In Project Euler, prime numbers come up quite a lot, but sometimes it is not clear how many prime numbers are needed. To avoid duplicate calculations, and as a challenge to get a bit more familiar with iterators in julia, I’ve written a struct that computes the next prime number as it is needed and then internally stores the vector of all primes so far, such that these calculations do not need to happen more than once. I’m aware that growing vectors with push! is not very nice, is there another more efficient way (in base julia!) to do what I’m doing? (Purely to help me become more aware of iterator practices, I’m aware of Primes.jl and the likes).
using BenchmarkTools
struct Primes
primes_vec::Vector{Int}
end
Primes() = Primes([2,3])
function Base.iterate(P::Primes, state=1)
if state > length(P.primes_vec)
next_prime!(P)
end
return (P.primes_vec[state], state+1)
end
function isprime(n, primes::Primes)
for p in primes
p > floor(Int, sqrt(n)) && return true
n % p == 0 && return false
end
end
""" Assumes that primes_vec contains the first primes (at least 2 and 3) and adds the next prime by a simple sieve. """
function next_prime!(primes::Primes)
n = primes.primes_vec[end] + 2
while true
if isprime(n, primes)
push!(primes.primes_vec, n)
return
end
n += 2
end
end
function test_primes()
P = Primes()
@time sum(Iterators.take(P, 100_000)) # Here, we need to compute the first 100_000 primes
@time sum(Iterators.take(P, 100_000)) # Here, we can re-use them from memory.
end
test_primes()
I see, thank you! The way I understood that one is that it would recompute the primes already computed so far (as it doesn’t store anything). My point was to try and avoid unnecessary recomputations. (I’m aware that the computations are cheap here, but let’s imagine I’ll do the same with a different kind of sequence that is computationally expensive to compute)
…but if your main goal is to investigate iterators and accumulating stored intermediate results, then, firstly, I would point out that push! is not so inefficient. It preallocates more space than you ask for to avoid resizing on each step. You can also use sizehint! if you have a good hunch how much space you will eventually need (for example if you want to calculate 100_000 primes, you know how much space to set aside.)
Concerning primes again:
This one is dangerous, and can give wrong answers, due to floating point issues. Use isqrt instead. Prime calculations inherently deal with integers, so you should avoid going through float operations.
I see the approach to working purely stateless, but my point is that I wish to re-use the same iterator at a later point and benefit from the work already done
e.g. see how
@time sum(Iterators.take(P, 100_000)) # Here, we need to compute the first 100_000 primes
@time sum(Iterators.take(P, 100_000)) # Here, we can re-use them from memory.

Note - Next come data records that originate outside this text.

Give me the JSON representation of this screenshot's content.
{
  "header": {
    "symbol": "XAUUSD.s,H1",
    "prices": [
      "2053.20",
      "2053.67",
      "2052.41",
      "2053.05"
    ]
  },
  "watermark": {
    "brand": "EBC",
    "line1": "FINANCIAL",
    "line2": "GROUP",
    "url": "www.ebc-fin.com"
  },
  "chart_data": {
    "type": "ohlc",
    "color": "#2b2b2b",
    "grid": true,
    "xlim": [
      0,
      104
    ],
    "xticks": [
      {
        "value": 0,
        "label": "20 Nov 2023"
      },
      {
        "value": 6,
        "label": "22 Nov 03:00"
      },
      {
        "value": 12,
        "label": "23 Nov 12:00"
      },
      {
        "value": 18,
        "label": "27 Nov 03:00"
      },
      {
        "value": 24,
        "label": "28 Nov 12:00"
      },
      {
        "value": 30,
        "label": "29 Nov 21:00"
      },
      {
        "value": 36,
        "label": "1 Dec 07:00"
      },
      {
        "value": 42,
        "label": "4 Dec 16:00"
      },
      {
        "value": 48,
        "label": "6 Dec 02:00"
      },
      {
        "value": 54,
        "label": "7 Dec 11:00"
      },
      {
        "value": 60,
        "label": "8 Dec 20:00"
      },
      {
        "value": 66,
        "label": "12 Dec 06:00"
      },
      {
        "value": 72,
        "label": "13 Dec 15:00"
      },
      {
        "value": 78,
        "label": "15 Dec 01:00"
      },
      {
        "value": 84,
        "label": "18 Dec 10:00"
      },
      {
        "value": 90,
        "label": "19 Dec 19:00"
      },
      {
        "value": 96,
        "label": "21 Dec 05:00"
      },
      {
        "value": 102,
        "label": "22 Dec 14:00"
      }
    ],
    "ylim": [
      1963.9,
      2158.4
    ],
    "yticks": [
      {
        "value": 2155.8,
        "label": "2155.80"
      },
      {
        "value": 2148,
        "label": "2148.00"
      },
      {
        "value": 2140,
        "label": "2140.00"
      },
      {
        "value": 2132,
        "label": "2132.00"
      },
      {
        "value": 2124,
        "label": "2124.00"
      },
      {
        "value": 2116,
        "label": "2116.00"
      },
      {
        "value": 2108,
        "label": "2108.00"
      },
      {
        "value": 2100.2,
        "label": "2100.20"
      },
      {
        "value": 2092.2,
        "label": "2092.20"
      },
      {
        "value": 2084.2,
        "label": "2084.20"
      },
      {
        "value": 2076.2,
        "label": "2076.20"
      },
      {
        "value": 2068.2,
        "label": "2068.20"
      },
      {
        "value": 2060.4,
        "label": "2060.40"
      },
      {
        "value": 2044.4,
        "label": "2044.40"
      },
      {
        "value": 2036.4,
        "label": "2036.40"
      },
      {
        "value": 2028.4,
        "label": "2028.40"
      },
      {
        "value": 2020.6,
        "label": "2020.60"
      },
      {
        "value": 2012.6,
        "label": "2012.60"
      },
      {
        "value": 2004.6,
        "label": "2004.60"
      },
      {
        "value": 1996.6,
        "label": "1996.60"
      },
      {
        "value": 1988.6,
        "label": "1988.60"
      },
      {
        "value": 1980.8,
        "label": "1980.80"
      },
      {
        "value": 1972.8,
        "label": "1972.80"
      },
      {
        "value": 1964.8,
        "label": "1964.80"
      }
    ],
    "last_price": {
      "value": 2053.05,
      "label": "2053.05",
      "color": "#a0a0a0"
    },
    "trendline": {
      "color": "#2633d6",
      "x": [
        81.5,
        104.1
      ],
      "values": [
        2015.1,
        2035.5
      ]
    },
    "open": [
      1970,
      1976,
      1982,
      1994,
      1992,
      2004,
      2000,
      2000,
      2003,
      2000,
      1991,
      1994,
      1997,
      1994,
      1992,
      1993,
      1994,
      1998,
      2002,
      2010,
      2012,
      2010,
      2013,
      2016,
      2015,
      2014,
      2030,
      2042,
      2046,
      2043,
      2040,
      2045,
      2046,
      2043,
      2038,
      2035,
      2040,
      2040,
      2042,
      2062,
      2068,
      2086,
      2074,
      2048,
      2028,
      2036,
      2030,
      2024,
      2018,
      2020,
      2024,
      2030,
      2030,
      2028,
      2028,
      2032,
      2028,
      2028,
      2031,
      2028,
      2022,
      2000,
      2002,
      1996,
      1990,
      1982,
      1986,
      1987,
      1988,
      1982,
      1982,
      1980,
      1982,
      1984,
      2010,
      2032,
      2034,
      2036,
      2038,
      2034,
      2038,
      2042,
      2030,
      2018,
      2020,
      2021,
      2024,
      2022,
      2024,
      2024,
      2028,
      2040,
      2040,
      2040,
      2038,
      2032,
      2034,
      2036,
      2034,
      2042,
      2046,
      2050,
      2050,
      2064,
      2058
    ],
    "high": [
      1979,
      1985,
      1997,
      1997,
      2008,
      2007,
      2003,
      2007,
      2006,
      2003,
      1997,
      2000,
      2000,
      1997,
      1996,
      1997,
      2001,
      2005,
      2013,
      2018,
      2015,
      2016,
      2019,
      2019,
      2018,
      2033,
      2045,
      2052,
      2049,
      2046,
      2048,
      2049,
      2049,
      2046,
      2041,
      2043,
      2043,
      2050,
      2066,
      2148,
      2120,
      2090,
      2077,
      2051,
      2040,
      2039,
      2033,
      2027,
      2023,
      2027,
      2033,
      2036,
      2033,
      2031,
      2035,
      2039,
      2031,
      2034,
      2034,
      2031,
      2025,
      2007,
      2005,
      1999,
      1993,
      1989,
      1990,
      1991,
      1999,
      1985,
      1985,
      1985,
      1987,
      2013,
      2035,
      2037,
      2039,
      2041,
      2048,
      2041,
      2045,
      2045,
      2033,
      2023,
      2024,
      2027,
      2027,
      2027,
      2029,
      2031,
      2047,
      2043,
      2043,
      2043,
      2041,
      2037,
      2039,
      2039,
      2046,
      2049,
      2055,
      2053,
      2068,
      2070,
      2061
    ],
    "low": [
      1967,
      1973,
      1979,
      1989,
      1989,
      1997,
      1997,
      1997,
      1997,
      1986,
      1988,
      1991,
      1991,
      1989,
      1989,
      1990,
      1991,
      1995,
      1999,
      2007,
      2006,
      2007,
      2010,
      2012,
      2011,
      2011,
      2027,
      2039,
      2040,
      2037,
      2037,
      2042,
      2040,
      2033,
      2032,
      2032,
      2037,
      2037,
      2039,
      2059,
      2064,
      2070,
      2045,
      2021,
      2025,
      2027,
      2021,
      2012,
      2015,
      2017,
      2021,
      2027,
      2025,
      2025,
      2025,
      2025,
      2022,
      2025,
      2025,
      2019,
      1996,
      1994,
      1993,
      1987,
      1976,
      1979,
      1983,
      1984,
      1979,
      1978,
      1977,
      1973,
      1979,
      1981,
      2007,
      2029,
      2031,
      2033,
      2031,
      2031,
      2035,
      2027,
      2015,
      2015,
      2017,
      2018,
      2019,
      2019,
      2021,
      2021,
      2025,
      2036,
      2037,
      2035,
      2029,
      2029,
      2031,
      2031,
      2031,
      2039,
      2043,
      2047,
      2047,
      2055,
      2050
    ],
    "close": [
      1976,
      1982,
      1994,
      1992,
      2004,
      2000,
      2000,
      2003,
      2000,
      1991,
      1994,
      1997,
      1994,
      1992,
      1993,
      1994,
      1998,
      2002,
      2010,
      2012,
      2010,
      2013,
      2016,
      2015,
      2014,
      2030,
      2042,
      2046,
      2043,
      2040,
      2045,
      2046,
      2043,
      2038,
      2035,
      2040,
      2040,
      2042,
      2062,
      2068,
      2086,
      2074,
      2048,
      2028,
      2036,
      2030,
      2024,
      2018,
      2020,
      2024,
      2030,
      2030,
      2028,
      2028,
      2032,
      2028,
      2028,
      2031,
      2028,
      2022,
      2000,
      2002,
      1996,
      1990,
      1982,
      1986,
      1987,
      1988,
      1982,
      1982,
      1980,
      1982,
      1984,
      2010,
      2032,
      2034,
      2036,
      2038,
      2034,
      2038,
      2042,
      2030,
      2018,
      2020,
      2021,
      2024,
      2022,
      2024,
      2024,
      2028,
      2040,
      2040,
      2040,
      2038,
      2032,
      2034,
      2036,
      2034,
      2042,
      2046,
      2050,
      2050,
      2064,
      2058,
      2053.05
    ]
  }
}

produces the following, where the second run is re-using the work done in the first run
If you work with primes a lot and also want save time between Julia sessions, you could also push the computation of primes to the compilation step and keep a “global” list of primes around. The list gets generated once when your package is compiled and could then be used (and expanded) during a session.
I believe this is what base Julia is doing for combinatorial factors up to a certain size:
As one of the main developers of Primes.jl the basic things you are missing for performance are as follows:
Fast isprime checking (look up Baillie–PSW or Miller-Rabin). For an n bit number, these methods are ~O(n^3) as opposed to O(2^n) of trial division
Sieve methods rather than spending time testing whether each number is prime individually, we can compute all the primes up to n in roughly O(n) operations.